B., musulman convaincu, Turc d'Izmir, qui me servira d'interprète au cours de la journée, étudiant en anglais, qui parle turc et kurde (Kurmandji), m'a fait ouvrir une porte derrière un jardin de la vieille ville. Derrière cette porte, les ruines d'une église de culte arménien, en style que je qualifierais de "pré-gothique". Elle doit remonter à la période byzantine. Elle est aujourd'hui en très mauvais état. Je l'accompagne ensuite à la mosquée (Camii) Omar où la prière de midi l'attend. Il me fait ensuite rencontrer un ami, qui gère un magasin, un stock en fait, au premier étage de la rue principale. Il y a un cousin et sa secrétaire. Au cours de la conversation, après tous les salamalecs et les thés d'usage, je lui parle de l'incident de la veille. Il commence par s'excuser et se montrer faché, je savais qu'il réagirait de la sorte, question d' "aspect collectif de la responsabilité", et je lui dis que vraiment, c'est un phénomène qui existe partout, qu'il n'endosse aucune responsabilité. Je savais que j'étais à la limite de l'affront, mais merde au culturalisme, c'était, au coeur de ce bureau, devant un membre de la chambre de commerce de la ville, le moment d'en parler.

La mafia est effectivement fort présente. Sans parler de l'impôt révolutionnaire, il y a une pression sur la prostitution dans la ville, le besoin d'augmenter les prix du fait du racket, quand les affaires ne sont pas gérées directement par la mafia elle-même. Toute milice finit par intéresser ses cadres, ses membres, à la perception d'une partie de l' "impôt" pour leur poche. De là le conflit entre l'Etat et la milice. Plus le premier est de droit et respectueux de ses administrés, plus il sera légitime. Mais c'est loin d'être le cas dans la région. D'où l'influence de la seconde. Le "Ici, tout le monde est kurde" est vraiment un leitmotiv auquel je devrai m'habituer. L'identité kurde se construit, dumoins, se renforce, contre la répression de l'Etat turc. La stratégie d'un groupe indépendantiste, comme partout ailleurs, est claire : stratégie de tension, et promotion de l'identité kurde par des organes politiques ; répression de l'Etat central ; adhésion de la population de plus en plus convaincue de la réalité de leur identité. Trois fils de son cousin ont été tués dans la montagne au cours de clashs avec l'armée régulière.
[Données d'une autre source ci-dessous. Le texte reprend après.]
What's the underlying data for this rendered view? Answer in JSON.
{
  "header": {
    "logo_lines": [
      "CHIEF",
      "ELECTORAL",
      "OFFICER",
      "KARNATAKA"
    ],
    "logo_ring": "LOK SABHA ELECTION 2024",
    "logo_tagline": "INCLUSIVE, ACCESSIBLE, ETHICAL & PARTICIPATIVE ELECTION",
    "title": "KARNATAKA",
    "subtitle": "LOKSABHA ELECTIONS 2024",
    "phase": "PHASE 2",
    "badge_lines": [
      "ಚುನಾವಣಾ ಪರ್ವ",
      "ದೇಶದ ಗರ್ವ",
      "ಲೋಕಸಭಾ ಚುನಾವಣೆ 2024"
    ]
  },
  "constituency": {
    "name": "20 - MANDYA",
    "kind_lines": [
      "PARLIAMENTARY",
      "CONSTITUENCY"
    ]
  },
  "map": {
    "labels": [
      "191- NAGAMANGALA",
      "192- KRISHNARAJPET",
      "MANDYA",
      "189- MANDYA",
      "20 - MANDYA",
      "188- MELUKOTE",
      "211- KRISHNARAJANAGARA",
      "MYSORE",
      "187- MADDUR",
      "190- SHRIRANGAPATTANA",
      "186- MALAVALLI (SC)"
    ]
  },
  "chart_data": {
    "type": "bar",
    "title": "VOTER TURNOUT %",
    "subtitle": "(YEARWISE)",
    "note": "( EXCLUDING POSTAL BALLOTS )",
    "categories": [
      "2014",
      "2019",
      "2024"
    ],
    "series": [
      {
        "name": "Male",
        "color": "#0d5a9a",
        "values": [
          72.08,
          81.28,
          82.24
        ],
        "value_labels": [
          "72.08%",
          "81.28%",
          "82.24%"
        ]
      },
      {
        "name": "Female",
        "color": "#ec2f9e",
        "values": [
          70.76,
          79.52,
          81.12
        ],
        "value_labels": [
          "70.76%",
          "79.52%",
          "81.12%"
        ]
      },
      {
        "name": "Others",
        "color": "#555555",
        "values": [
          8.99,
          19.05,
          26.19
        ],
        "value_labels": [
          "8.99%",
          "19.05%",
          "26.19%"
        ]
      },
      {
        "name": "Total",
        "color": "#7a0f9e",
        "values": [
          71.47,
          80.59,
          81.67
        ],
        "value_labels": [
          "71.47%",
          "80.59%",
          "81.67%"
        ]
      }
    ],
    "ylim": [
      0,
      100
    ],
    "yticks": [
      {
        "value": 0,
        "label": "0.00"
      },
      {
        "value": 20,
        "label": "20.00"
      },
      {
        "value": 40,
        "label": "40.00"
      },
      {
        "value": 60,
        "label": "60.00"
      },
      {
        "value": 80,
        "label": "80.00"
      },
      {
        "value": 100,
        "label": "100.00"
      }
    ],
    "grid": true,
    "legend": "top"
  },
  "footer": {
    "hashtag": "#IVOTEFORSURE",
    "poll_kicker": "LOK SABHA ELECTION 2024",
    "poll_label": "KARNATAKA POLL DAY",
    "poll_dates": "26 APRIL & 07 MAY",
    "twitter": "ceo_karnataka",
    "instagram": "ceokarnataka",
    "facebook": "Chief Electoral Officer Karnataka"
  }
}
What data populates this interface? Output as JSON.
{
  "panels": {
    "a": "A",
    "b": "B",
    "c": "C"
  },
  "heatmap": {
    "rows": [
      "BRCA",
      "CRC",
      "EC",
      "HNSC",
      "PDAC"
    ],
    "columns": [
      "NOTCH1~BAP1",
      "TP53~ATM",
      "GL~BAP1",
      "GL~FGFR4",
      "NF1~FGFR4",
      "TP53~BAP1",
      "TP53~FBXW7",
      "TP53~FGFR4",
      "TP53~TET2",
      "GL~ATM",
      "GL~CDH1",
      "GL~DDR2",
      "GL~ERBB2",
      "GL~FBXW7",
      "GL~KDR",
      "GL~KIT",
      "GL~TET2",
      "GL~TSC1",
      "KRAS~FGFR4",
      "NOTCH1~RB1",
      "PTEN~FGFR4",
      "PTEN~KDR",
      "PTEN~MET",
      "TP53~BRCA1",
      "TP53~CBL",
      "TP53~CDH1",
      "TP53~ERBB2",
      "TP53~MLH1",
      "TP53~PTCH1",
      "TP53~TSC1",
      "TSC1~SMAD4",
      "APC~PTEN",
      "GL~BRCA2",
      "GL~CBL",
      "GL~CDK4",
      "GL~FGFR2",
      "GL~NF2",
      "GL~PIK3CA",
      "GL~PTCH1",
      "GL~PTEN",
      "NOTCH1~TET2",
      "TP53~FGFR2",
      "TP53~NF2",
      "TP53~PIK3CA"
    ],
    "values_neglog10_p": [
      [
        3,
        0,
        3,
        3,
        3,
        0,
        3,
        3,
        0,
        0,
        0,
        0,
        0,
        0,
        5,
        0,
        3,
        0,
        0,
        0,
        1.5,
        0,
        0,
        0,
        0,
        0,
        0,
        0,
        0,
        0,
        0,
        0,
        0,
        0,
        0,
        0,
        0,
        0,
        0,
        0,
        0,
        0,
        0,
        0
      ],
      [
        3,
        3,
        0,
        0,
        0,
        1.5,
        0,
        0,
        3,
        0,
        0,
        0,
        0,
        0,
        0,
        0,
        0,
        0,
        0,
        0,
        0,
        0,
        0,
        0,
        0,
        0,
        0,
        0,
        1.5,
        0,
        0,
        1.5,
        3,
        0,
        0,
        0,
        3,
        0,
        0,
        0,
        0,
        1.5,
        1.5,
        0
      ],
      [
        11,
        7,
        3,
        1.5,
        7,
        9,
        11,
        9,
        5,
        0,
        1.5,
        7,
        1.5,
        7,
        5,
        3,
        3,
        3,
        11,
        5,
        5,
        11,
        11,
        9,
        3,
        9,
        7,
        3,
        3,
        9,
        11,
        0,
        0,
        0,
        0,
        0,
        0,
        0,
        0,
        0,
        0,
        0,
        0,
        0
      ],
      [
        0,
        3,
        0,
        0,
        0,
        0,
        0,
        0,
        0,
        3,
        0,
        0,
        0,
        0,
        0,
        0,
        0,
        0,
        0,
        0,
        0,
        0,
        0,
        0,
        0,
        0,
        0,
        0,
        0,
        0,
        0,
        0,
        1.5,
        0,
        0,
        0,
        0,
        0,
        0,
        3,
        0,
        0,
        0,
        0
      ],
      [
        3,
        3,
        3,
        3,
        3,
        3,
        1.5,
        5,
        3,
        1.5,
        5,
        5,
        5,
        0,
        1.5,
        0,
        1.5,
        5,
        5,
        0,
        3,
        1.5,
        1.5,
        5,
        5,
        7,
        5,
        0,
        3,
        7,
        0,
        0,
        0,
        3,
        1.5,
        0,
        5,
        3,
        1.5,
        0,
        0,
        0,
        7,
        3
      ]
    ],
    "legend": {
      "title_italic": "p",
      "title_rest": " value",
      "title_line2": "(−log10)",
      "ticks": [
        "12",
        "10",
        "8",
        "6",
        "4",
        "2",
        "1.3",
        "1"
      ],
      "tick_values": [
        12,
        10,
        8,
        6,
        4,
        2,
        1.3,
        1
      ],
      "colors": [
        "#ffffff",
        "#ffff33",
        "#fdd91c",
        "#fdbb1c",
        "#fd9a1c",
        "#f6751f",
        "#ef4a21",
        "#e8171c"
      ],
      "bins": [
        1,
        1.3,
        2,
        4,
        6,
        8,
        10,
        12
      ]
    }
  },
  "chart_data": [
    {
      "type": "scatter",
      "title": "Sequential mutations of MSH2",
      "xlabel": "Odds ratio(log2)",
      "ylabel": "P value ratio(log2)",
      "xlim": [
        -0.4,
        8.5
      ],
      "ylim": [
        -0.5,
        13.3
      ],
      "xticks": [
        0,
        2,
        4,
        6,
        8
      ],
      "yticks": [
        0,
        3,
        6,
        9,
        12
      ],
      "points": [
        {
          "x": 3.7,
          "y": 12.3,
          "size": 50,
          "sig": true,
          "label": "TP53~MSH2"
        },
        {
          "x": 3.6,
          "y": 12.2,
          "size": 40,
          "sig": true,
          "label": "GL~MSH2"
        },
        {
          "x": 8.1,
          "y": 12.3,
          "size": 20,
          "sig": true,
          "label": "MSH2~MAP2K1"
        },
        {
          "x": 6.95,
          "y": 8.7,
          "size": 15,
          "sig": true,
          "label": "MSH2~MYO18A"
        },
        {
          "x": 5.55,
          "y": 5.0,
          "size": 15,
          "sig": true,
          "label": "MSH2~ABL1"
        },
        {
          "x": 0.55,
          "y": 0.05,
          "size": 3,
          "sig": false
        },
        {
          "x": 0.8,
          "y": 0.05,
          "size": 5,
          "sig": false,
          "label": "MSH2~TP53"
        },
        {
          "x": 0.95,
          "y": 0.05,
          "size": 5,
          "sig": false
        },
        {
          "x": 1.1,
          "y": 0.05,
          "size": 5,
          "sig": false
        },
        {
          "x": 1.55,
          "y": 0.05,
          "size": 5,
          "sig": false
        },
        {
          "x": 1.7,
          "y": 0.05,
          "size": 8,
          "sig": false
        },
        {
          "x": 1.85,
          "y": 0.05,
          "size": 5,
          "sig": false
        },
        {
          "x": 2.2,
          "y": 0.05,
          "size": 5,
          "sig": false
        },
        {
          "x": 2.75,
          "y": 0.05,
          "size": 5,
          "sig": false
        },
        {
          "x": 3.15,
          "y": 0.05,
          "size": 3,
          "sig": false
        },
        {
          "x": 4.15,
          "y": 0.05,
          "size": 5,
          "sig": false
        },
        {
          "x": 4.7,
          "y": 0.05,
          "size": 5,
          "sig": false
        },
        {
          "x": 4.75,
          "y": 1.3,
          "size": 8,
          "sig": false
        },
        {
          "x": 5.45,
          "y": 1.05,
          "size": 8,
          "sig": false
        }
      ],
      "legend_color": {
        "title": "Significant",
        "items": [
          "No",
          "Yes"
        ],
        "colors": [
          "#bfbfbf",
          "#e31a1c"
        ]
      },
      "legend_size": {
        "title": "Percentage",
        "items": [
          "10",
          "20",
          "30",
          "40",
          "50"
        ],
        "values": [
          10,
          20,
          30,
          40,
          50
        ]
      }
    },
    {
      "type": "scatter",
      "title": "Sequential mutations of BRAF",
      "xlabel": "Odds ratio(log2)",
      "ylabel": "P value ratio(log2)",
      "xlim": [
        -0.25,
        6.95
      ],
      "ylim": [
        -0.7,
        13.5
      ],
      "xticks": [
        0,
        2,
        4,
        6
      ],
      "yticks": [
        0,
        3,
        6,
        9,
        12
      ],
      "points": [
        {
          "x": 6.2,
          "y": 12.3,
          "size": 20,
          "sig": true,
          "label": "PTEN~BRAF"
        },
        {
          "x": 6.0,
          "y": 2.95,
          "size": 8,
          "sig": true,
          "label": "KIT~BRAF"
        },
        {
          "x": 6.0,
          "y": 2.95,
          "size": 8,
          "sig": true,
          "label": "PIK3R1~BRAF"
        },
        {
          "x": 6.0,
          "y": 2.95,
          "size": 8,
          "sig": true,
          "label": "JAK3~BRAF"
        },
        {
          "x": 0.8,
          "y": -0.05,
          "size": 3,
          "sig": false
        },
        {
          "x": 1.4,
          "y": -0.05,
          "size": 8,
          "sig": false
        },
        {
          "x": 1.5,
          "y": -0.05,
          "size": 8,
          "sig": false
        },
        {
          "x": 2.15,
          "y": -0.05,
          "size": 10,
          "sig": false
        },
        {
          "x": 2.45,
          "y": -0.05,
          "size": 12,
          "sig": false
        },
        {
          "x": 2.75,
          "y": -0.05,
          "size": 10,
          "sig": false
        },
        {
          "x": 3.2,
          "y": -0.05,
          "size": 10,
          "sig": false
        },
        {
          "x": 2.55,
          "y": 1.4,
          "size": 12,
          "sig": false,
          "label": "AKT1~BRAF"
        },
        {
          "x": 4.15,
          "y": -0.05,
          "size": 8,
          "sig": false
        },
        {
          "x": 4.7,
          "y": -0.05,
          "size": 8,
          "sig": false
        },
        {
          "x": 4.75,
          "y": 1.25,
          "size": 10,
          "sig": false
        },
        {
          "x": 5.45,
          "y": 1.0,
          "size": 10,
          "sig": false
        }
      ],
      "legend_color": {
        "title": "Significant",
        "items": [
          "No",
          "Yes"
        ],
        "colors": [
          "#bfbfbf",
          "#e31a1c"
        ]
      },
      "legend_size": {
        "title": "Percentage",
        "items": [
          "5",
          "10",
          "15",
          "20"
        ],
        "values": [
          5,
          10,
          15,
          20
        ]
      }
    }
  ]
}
Mais depuis Erdogan, "c'est nettement mieux". Le premier ministre a laché un peu de lest. Il est plus intelligent que ses prédecesseurs. On peut à présent dire qu'on est Kurde, on peut parler kurde en public, ce qui était plus ou moins interdit, ou suspect, il y a encore quelques années [dans diverses périodes de 1924 à 1991, il était légalement interdit de parler kurde en public, après 1982, il fut pratiquement interdit de porter un nom kurde, qui peut comporter des lettres qui n'existent pas en turc, la raison donnée est administrative]. Cependant, le gouvernement n'investit pas assez dans la région, à part en casernes et équipements militaires, et est en train de la perdre. Le mouvement indépendantiste kurde, a perdu son caractère marxiste-leniniste. Cette affirmation ne m'étonne qu'à moitié de la part d'un businessman. Les cadres du PKK sont docteurs, avocats, notables... Le but est clairement indépendantiste, peu importe l'idéologie.

Tout est question d'action et de réaction. Le tourbillon dans lequel le sud-est turc est plongé justifie l'imposante présence armée de l'Etat central dans la région, les dépenses militaires, et la pression sur l'ensemble de la société civile turque. Un moyen pour le régime de la junte militaire de se perpétuer. Il ne serait pas intéressant pour cette junte d'avoir une région kurde, autonome et stabilisée. Les recettes sont pareilles que partout ailleurs : éducation et progrès économique. L'Etat central ne gère pas correctement ces aspects dans la région. Peut-être que plus d'autonomie le permettrait.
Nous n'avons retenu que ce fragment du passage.